Jedes Bundesland hat eine eigene Zuständigkeit und somit sein eigenes Ministerium für Bildung und jedes Bundesland geht anders mit dem Thema Politik im Unterricht um.

Aber grundsätzlich kann eine gewisse politische Bildung in der Schule nichts Schlechtes sein. Denn wenn man sich als Jugendliche/r eine politische Meinung bilden will, sollte man Wissen haben und nicht nur Parolen kennen, was eben ein sehr großer Unterschied ist.

Ein Schulfach Politik könnte Jugendliche nicht nur für Umweltschutz sensibler machen, sondern auch gegen Rassismus und Antisemitismus

Daher kann es nicht schaden, einfach zu wissen, wer unsere Politiker sind und was ihre Partei an Themen vertritt. Man kann auch keinem Jugendlichen vorwerfen, keine Ahnung von Politik zu haben, wenn es einem in der Schule keiner beibringt. Ich bin mir sicher, dass dann viel sensibler mit den Themen Umweltschutz, Klimaveränderung oder auch Integration umgegangen wird und mehr Verantwortung dadurch übernommen werden kann.

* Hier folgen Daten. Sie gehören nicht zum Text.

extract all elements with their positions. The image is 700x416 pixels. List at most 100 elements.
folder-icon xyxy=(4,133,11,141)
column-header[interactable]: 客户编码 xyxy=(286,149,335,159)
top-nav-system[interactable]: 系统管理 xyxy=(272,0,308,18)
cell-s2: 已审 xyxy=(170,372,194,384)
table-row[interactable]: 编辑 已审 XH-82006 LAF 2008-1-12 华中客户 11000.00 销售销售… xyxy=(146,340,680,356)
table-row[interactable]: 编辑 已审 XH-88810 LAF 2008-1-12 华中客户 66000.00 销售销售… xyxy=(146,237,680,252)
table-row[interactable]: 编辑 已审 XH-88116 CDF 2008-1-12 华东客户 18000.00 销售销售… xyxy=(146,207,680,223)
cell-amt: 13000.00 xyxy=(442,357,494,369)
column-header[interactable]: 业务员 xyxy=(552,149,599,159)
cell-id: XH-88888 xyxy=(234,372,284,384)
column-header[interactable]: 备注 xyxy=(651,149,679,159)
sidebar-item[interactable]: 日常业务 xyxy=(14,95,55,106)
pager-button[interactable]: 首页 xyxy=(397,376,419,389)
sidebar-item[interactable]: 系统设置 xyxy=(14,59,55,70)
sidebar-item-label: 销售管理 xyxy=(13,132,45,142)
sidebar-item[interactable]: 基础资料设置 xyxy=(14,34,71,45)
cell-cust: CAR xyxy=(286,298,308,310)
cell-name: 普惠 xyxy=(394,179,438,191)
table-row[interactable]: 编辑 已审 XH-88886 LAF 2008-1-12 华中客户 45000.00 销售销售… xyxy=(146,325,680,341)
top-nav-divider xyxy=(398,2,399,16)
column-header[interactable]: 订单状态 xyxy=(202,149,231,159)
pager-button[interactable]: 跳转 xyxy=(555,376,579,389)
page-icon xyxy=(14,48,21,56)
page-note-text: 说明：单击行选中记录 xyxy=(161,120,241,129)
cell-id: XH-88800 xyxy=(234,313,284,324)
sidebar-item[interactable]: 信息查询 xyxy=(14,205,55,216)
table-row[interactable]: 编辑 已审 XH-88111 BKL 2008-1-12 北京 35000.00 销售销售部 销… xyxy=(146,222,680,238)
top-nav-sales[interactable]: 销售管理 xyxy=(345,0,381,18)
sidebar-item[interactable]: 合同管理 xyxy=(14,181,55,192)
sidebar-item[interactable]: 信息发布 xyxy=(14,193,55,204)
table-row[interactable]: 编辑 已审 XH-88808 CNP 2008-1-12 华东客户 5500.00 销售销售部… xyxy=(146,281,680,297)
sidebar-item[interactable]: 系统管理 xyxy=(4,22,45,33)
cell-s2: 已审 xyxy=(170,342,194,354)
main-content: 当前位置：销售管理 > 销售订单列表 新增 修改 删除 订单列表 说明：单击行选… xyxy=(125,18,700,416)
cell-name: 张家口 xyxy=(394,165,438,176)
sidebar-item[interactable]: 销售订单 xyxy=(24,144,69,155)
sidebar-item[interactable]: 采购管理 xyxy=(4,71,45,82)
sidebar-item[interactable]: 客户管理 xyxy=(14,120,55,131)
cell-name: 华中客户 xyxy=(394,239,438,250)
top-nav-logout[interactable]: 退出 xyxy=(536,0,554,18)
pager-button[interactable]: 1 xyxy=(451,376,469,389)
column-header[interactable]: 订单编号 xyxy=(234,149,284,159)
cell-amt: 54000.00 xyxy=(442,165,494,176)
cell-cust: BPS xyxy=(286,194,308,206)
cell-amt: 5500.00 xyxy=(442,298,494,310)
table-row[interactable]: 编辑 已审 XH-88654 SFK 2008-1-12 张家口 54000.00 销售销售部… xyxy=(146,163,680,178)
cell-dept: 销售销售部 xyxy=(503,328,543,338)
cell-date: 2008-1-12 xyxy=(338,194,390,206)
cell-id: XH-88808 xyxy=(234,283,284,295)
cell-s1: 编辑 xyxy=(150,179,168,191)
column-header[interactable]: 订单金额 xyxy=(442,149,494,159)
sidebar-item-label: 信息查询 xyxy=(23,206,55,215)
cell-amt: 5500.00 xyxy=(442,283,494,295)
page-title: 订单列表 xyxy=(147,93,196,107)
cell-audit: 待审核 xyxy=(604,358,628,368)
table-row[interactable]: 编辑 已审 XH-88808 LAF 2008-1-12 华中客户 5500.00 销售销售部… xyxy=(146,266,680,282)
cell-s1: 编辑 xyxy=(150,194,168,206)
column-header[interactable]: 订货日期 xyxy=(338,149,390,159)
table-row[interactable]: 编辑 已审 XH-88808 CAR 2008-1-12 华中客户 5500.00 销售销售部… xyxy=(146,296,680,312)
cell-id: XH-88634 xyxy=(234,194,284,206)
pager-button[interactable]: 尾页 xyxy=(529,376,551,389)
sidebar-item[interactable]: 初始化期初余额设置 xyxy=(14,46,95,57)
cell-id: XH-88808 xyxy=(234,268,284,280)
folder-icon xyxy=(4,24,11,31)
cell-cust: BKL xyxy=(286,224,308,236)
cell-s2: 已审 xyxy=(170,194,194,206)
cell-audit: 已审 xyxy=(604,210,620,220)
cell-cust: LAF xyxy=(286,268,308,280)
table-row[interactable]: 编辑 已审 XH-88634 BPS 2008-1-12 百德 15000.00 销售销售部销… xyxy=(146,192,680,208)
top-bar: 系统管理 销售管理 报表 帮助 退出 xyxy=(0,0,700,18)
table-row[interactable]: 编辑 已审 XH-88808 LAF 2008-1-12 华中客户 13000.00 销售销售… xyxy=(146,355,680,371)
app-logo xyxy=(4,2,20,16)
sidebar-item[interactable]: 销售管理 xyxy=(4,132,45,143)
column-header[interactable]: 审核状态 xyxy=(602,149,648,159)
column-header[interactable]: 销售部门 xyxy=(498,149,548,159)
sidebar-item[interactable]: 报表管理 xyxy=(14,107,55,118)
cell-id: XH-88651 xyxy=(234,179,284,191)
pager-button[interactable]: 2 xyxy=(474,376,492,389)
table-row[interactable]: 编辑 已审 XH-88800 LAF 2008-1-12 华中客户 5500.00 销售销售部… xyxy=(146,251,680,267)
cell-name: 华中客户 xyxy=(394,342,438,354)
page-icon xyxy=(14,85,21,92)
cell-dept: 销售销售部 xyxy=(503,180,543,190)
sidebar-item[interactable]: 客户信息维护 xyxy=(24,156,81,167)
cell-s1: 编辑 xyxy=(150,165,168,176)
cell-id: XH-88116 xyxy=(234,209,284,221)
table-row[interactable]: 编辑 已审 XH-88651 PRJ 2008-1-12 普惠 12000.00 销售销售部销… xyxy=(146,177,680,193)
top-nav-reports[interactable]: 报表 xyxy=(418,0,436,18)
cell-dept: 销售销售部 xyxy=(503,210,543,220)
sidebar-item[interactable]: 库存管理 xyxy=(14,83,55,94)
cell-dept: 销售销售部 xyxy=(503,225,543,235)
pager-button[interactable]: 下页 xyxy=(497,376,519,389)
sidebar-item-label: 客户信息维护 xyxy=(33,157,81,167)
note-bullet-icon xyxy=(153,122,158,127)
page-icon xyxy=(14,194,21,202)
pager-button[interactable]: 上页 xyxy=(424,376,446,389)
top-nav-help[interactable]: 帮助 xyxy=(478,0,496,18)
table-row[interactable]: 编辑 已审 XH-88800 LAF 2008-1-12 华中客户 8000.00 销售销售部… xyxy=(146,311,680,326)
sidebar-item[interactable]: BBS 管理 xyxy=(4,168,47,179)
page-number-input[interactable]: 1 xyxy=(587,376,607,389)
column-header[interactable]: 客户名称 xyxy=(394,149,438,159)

Was hat „Mein Kampf“ mit Malala Yousafzai zu tun?

Aber nicht nur Tagespolitik auch historische Fakten gerade im Bezug des dritten Reiches sollten intensiver und kritischer betrachtet werden. Rassismus und Antisemitismus hat auch was mit fehlender oder verdrehter Kenntnis der Fakten zu tun. Deswegen gehört zu dieser Diskussion auch, ob es sinnvoll ist, die neue kritische Edition von „Hitler, Mein Kampf“ in den Schulunterricht einzubinden oder auch nicht.

Die kritische Edition von „Mein Kampf“ ist eine wissenschaftlich kommentierte Ausgabe. Hier werden historische Fakten geordnet, der Entstehungskontext von führenden Wissenschaftlern sehr umfangreich erklärt und mit den Ergebnissen der modernen Forschung verglichen. So zeigt diese Ausgabe mit detaillierten Fakten wo Hitler gelogen hat, um die Leser bzw. die Menschen in der damaligen Zeit zu manipulieren. Dies könnte die heutige Jugend noch mehr sensibilisieren und es könnte so ein ganz großer Faktor gegen Rassismus und Antisemitismus, nicht nur an den Schulen, werden.

Dazu will ich auch an die Rede von Malala Yousafzai erinnern die sie am 12. Juli 2013 vor den Vereinten Nationen hielt. Die damals 16-jährige sagte, dass Stifte und Bücher die stärksten Waffen unserer Welt sind. Ein Kind, ein Lehrer, ein Buch und ein Stift können die Welt verändern. Bildung ist die einzige Lösung. Bildung zuerst.

Ich möchte nur, dass man einfach mal darüber nachdenkt ob ein Pflichtfach zum Thema Politik ein großer Vorteil sein kann. Egal in welcher Schulart und in welchem Bildungssystem. Und so könnte dann auch das Wahlrecht ab 16 Jahren bedenkenlos eingeführt werden.